Avant les prophètes et les astrologues, il y a eu des chasseurs-cueilleurs qui gravaient le ciel dans la pierre. De la Mésopotamie à Rome, chaque société ancienne s’est fabriqué sa propre fin du monde, et jamais la même. Ce que ces récits redoutent en dit souvent plus long que ce qu’ils racontent.
Sur une colline pelée du sud-est de l’actuelle Turquie, des hommes ont dressé, vers 9300 avant notre ère, des piliers de calcaire en forme de T, hauts de plusieurs mètres, couverts de renards, de scorpions, de serpents et de vautours. Ils ne connaissaient ni l’écriture, ni la poterie, ni la céramique. Göbekli Tepe précède les pyramides d’Égypte de plus de six mille ans. Et un jour, quelques siècles après l’avoir bâti, ses occupants l’ont enseveli sous des remblais. Délibérément.

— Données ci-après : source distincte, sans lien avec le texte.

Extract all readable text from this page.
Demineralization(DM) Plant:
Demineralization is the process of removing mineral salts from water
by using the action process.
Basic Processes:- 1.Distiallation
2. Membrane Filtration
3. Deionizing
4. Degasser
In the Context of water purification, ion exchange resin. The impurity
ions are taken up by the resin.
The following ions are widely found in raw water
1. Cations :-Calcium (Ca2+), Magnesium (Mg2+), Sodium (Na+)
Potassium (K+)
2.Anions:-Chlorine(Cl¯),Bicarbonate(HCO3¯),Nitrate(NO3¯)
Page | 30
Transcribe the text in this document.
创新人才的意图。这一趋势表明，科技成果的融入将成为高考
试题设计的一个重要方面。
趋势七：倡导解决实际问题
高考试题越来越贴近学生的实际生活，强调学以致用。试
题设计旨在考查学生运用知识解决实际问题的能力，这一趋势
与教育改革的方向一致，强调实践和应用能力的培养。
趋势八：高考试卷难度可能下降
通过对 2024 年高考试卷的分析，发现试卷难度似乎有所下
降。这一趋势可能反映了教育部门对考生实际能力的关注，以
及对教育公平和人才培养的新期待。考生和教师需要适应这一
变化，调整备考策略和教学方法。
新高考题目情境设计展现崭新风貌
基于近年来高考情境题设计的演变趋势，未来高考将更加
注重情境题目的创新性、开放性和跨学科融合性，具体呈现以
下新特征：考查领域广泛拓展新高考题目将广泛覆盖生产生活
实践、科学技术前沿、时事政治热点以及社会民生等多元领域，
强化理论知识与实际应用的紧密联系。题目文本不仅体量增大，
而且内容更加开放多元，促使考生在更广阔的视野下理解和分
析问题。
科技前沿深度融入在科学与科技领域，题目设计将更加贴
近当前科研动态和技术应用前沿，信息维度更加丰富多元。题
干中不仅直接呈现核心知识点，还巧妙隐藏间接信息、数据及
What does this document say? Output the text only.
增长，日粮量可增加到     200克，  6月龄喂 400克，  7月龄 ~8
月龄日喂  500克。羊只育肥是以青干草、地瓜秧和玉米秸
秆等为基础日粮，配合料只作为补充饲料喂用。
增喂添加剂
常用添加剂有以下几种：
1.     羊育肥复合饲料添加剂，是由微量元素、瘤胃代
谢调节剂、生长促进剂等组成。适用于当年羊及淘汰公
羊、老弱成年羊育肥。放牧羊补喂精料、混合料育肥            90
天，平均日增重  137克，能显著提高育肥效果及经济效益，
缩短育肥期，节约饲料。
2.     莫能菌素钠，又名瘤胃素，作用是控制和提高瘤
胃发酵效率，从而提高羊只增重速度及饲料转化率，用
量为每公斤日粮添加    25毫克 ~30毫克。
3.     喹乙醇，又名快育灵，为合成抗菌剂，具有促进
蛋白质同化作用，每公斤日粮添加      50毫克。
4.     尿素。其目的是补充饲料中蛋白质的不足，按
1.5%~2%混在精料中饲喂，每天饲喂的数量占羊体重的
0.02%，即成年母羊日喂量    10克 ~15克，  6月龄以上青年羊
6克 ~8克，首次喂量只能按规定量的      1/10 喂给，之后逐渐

C’est à peu près tout ce que l’archéologie établit avec certitude. Le reste — pourquoi ce sanctuaire, pourquoi ces bêtes, pourquoi ce comblement — reste un terrain de conjectures. Et c’est précisément dans ce vide que la modernité s’est engouffrée.
Göbekli Tepe : ce que les pierres disent, et ce qu’on leur fait dire
Une hypothèse universitaire, publiée dans les années 2010, propose de lire les animaux gravés sur l’un des piliers comme un relevé de constellations, mémorial d’un impact de fragments cométaires survenu vers 10800 avant notre ère. L’idée est séduisante. Elle est aussi restée très minoritaire : la majorité des spécialistes du Néolithique proche-oriental n’y adhère pas, faute d’un lien démontré entre les figures et un ciel daté.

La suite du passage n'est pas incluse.